The door of the plane rolled up and open. My tandem instructor and I scooted to the opening and as instructed, I crossed my arms, put my feet against the outside of the plane and rested my head back on his chest. Then, we just rolled out of the plane. Yup, just rolled out of a plane high above the earth, free falling for 60 seconds at 120 miles per hour. Our parachute opened and we floated back to safety with a smooth landing. But not before I experienced the most beautiful scenery of Puget Sound, the Seattle skyline, Mt. St. Helen and so much more.
My new life metaphor – just roll off that plane.
I was exhilarated when I landed – not just because I was safe but because I had faced my fears. I did it! And now this has become a metaphor for my life. When fear comes rearing its very convincing head, I acknowledge her and thank her for trying to keep me safe from the unknown AND THEN …just roll off the plane.
Throughout that trip I kept talking about moving to the area. Dianna asked “Well, what’s holding you back from just doing it now?” Good question. Everyone in my life knew that I’ve always wanted to live near the ocean and this place felt like home. I’d been seriously considering it for the past few years after my divorce but timing just never seemed quite right. On one of our last nights in Oregon, Dianna said “You know I love you and don’t want you to move away, but I fully support this.”
In that moment I realized that in order to live the life I was meant to live, I needed to just roll off the plane again. I responded “You know what? I’m going to do it!” And I did. Within two months I was driving a U-Haul from Minneapolis to my new home in the coastal city of Gold Beach, Oregon.
Magic happens when you live authentically.

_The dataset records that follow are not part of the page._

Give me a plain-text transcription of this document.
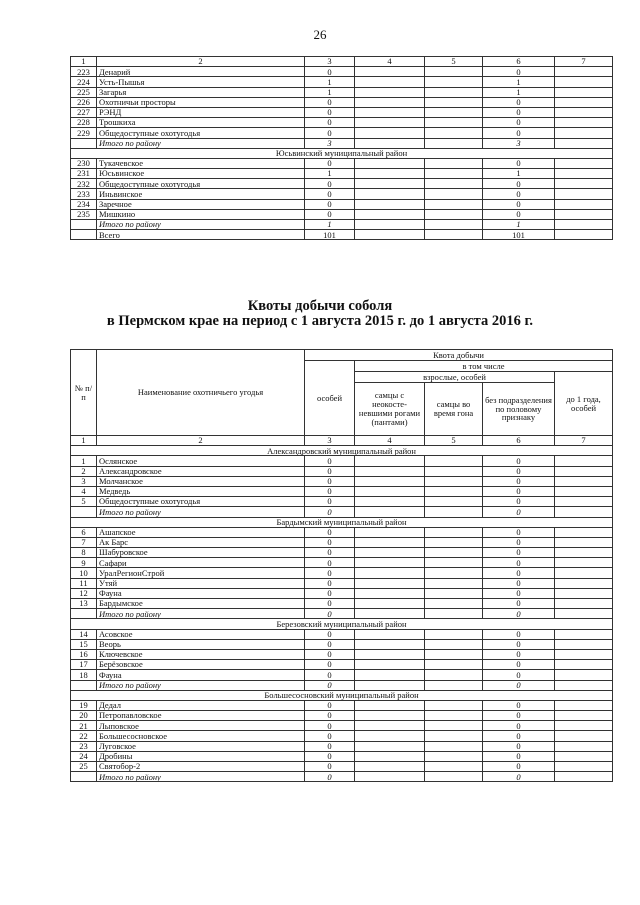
26
1	2	3	4	5	6	7
223	Денарий	0			0	
224	Усть-Пышья	1			1	
225	Загарья	1			1	
226	Охотничьи просторы	0			0	
227	РЭНД	0			0	
228	Трошкиха	0			0	
229	Общедоступные охотугодья	0			0	
	Итого по району	3			3	
Юсьвинский муниципальный район						
230	Тукачевское	0			0	
231	Юсьвинское	1			1	
232	Общедоступные охотугодья	0			0	
233	Иньвинское	0			0	
234	Заречное	0			0	
235	Мишкино	0			0	
	Итого по району	1			1	
	Всего	101			101	
Квоты добычи соболя
в Пермском крае на период с 1 августа 2015 г. до 1 августа 2016 г.
№ п/п	Наименование охотничьего угодья	Квота добычи				
		особей	в том числе			
			взрослые, особей			до 1 года, особей
			самцы с неокосте-невшими рогами (пантами)	самцы во время гона	без подразделения по половому признаку	
1	2	3	4	5	6	7
Александровский муниципальный район						
1	Ослянское	0			0	
2	Александровское	0			0	
3	Молчанское	0			0	
4	Медведь	0			0	
5	Общедоступные охотугодья	0			0	
	Итого по району	0			0	
Бардымский муниципальный район						
6	Ашапское	0			0	
7	Ак Барс	0			0	
8	Шабуровское	0			0	
9	Сафари	0			0	
10	УралРегионСтрой	0			0	
11	Утяй	0			0	
12	Фауна	0			0	
13	Бардымское	0			0	
	Итого по району	0			0	
Березовский муниципальный район						
14	Асовское	0			0	
15	Веорь	0			0	
16	Ключевское	0			0	
17	Берёзовское	0			0	
18	Фауна	0			0	
	Итого по району	0			0	
Большесосновский муниципальный район						
19	Дедал	0			0	
20	Петропавловское	0			0	
21	Лыповское	0			0	
22	Большесосновское	0			0	
23	Луговское	0			0	
24	Дробины	0			0	
25	Святобор-2	0			0	
	Итого по району	0			0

As I sit here writing now while watching the ocean waves, I’m filled with gratitude for everything in my life. I’m living a fully authentic life, one that is aligned with my purpose of helping others do the same. I trusted my intuition, that deep knowing, about my calling to be near the ocean during this exciting new phase of my life and, as if by magic, the stars aligned. And while I haven’t decided whether to roll off an actual plane again, I will continue to roll off my metaphorical plane so that I can live the life I’m meant to live – you know – one of purpose, joy, peace and courage.